BEIJING (Reuters) - Foreign companies bidding for public projects in China, valued at $1 trillion a year, face a sharply tilted playing field, a European Union business lobby said Wednesday, citing favoritism and corruption as influencing the award of contracts.
A study by the European Union Chamber of Commerce in China said that foreign companies suffer from delayed information about new projects, tenders announced via obscure channels, and unfair awarding and appeals processes.
Such complaints are nothing new in China, where multinationals have long seen difficulties such as intellectual property theft and unclear regulations as the price for competing in the world’s second-biggest economy.
But fair bidding for public projects has taken on new urgency as China embarks on a massive spending binge on strategic industries such as high-speed rail and nuclear power that could equal $1.5 trillion over five years.
Major concerns for companies, the report said, include the challenge of finding out about tenders on time and the need to alter bids based on standards that vary by municipality.
“The procedures are all roughly similar but some require different forms and certificates than others — you never know,” the report quoted a European medical device manufacturer as saying.
“These sound like small differences, but when each municipality has its own rules, the time involved in bidding in all these municipalities can multiply.”
The problem is acute for small- and mid-sized foreign companies, said Gilbert Van Kerckhove, chair of the EU Chamber’s Public Procurement Working Group, since it can be too costly for such businesses to know when tenders will be announced in local newspapers and websites.
“For small and medium-sized companies it is a matter of size and politics. Large companies have the ability to sniff around in advance,” Van Kerckhove said.
Bids on China’s government projects, from rail to roads and stadiums, are often tendered at sub-central government levels, a murky regulatory space where relations with local-level officials can come into play in the awarding of contracts.
“The systems are becoming more clear and standardized, but — and it’s a big but — the decision on who to buy from is often made before the official process even begins,” a senior manager at an international wind power equipment manufacturer told Reuters on condition of anonymity.

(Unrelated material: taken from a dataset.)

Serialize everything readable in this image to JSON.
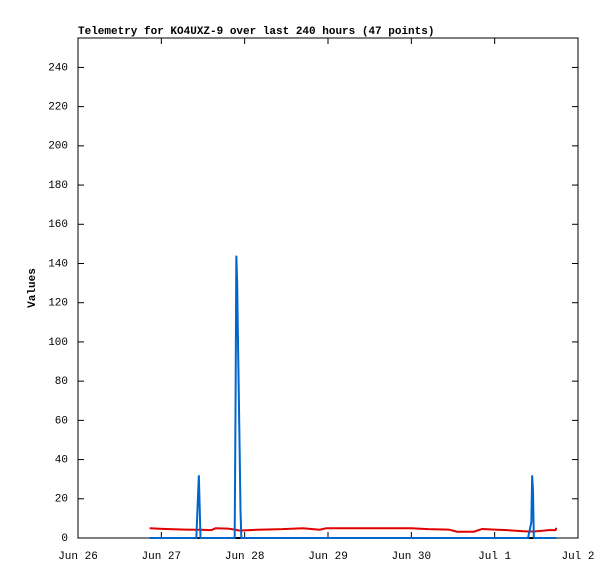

The EU Chamber suggested China establish central and electronic platforms to coordinate nationwide tenders in the vast public procurement market, which it values at more than 7 trillion yuan ($1 trillion) a year.
That figure is an approximation, the EU Chamber said, but one that illustrates the state’s large role in China’s economy and public tendering processes.
The study also highlights foreign companies’ concerns that China’s “indigenous innovation” polices continue at the local level despite assurances from top leaders that they would not be discriminatory against foreign firms.
“They say they are de-linking indigenous innovation policies from the procurement catalogs, but in reality it is not always easy for the central government to control local entities,” Van Kerckhove said, referring to the lists of items government entities consult when making purchases.
Top Chinese leaders, including President Hu Jintao during his meeting with U.S. President Barack Obama in January, have said China would separate its quest to promote Chinese innovation from public procurement opportunities.
U.S. Commerce Secretary Gary Locke, due to assume the ambassadorship to China, scolded China just two weeks after Hu’s visit on the gap between the Chinese government’s promises and actions.
Multinational companies have worried that China’s use of indigenous innovation policies would give procurement preferences to domestic firms or force foreign companies to transfer technology in order to win contracts.